Existing MBTA commuter rail network, from the North-South Rail Link website

to this:

post NSRL

One vision for a post-NSRL network, from the NSRL website.

To illuminate the conceptual challenge in convincing politicians to think in terms of networks, let’s turn to Jarrett Walker’s well-timed (for my purposes!) post from yesterday on core vs. edge debates. Of course, core/periphery fights are not precisely the same issue as opposing “expansion” that actually represents a key network link–but both represent a failure to think in terms of networks. In Jarrett’s words:

Once more with feeling: Transit is a network, which means that its parts are interdependent.  You cannot think about it the way you think about libraries or fire stations, where putting one in a certain place clearly benefits the people there, because the whole network affects everyone’s ability to get everywhere.

This is the key concept that, it seems, Christie and Baker have failed to grasp. Certainly, there are transit expansions that benefit only a discrete set of people within a region; many (politically popular) commuter rail and light rail extensions into low-density areas fall into this category. But many “expansions” have utility well beyond their own immediate area. The key is for decision makers to be able to differentiate between different kinds of “expansion”–and, in fairness to Christie and Baker, the political incentives are largely set up to make this differentiation hard.

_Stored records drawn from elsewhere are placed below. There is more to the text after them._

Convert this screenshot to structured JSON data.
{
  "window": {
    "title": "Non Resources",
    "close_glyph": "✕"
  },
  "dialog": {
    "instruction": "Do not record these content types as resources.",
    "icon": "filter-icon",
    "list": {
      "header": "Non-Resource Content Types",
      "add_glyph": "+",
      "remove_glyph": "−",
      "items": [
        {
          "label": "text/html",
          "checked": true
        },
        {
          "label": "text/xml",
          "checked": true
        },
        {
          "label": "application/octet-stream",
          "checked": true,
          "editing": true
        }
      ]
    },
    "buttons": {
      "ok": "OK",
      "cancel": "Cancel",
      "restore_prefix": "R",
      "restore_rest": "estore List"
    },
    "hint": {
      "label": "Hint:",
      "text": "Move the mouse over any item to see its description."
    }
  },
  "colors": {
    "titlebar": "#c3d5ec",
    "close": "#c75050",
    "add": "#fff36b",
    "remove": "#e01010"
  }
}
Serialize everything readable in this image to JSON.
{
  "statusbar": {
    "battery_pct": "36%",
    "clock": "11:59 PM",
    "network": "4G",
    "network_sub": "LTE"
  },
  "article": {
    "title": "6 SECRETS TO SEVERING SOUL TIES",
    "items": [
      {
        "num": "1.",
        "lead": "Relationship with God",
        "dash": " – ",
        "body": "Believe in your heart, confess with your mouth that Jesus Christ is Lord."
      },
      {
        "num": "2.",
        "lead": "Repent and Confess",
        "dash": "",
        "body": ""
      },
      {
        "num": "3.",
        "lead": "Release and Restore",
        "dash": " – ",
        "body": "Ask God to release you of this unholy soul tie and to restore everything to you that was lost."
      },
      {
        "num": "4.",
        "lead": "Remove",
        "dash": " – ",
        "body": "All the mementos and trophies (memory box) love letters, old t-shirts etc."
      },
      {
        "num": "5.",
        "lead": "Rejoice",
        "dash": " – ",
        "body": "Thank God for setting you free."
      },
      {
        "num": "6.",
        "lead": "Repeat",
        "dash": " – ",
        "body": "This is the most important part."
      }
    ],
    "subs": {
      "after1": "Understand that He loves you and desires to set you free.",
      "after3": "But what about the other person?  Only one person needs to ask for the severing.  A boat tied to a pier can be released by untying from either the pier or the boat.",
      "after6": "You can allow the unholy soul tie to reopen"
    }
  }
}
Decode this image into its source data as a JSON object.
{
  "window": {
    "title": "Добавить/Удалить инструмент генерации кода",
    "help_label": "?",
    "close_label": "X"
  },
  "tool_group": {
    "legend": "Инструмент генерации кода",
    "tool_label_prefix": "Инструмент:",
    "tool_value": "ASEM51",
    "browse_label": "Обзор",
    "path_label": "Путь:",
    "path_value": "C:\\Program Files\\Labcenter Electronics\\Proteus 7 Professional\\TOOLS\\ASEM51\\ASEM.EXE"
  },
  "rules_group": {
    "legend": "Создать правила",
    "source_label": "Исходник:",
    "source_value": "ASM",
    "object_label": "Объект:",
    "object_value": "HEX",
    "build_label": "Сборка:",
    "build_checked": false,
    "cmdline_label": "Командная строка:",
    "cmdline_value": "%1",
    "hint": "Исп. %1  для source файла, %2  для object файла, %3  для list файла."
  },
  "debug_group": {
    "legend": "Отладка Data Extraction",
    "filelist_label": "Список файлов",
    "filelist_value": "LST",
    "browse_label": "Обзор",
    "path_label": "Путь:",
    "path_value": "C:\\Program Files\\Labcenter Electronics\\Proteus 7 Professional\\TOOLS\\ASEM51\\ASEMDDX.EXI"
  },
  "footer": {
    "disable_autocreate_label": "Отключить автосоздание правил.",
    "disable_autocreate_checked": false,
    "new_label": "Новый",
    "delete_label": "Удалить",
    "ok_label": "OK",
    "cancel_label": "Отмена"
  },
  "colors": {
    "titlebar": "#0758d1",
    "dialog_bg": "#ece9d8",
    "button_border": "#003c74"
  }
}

Politicians face pressure to “give” everyone (that is, all geographic areas) benefits from government spending, which–and this is where we return to the parallels with the core/periphery problem–incentivizes spreading money around inefficiently rather than investing in geographically central yet regionally (networkily?) beneficial links. Would Christie or, especially, Baker, be more willing to risk some political capital on an “expansion” if it were seen as a key network link rather than a luxury whose benefits accrue to one particular area? Maybe, maybe not. But those of us with a stronger grasp of the concepts behind the transit can work on educating, those nonspecialists whose first instinct is to respond to the loudest voices.